Zuma move is an attack on press freedom

Jacob Zuma
Jacob Zuma
Image: REUTERS/SIPHIWE SIBEKO

Media freedom is a basic tenet of democracy, which is why it is constitutionally guaranteed in SA.

Media, including this newspaper, play a key role in holding those in power to account and assisting citizens to make informed decisions.

This does not suit the interests of some individuals and groups who have resorted to attempts to intimidate journalists, hoping to silence them.

The private prosecution brought by former president Jacob Zuma against journalist Karyn Maughan, along with state advocate Billy Downer, is just such an attempt.

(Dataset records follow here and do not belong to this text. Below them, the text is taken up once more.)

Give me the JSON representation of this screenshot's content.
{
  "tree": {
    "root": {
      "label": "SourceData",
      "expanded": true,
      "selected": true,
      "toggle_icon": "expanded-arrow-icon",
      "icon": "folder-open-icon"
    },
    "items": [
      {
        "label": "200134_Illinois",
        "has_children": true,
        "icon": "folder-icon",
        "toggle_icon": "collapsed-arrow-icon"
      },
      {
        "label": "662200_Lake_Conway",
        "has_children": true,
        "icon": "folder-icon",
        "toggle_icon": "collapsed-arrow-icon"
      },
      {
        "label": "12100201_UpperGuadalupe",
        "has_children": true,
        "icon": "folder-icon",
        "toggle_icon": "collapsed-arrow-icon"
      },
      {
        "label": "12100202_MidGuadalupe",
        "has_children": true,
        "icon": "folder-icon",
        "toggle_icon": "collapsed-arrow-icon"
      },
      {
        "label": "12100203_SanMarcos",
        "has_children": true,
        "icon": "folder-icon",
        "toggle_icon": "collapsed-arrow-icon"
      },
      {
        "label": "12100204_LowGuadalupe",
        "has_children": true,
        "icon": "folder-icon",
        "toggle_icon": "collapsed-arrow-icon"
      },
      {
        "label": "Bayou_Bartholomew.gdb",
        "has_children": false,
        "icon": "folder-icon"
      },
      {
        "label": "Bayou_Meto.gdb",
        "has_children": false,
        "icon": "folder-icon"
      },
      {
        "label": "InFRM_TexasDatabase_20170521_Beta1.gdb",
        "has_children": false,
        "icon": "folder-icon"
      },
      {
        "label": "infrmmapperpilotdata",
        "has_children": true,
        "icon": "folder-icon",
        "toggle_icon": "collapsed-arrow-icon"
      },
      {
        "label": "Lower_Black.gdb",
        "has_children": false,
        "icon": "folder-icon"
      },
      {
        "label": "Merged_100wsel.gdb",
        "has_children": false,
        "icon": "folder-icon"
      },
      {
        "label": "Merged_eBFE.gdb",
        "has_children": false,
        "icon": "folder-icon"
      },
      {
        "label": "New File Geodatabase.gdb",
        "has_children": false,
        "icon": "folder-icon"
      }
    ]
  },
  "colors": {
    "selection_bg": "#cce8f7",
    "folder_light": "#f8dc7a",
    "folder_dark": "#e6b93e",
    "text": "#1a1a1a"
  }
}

The charges relate to News24’s publication of a letter from Zuma’s doctor, which was attached to papers lodged at the KwaZulu-Natal high court last year.

Zuma, a veteran of playing the legal system, is objecting to an everyday occurrence in court reporting — that the NPA’s legal team shared court papers with a journalist who, once the court was sitting, published information that formed part of the public record.

The judge in the case ruled this information was not confidential and the NPA subsequently declined to prosecute Downer.

Against this background, it is hard to see Zuma’s private prosecution as anything but vindictive and designed to silence critical media coverage.

His issue of summons against Maughan has rightly been condemned by a range of media freedom organisations, including the SA National Editors Forum, which has also criticised a threat by the IFP to march on the offices of Sunday newspaper City Press.

The IFP previously failed in its complaints against the newspaper’s editor, Mondli Makhanya.

That the party is now resorting to whipping up mass action against the paper is alarming.

It amounts to a bid to silence critique by intimidation.

All democrats should condemn the harassment of journalists for doing their jobs.

In the words of Nelson Mandela: “A critical, independent and inquiring press is the lifeblood of any democracy.”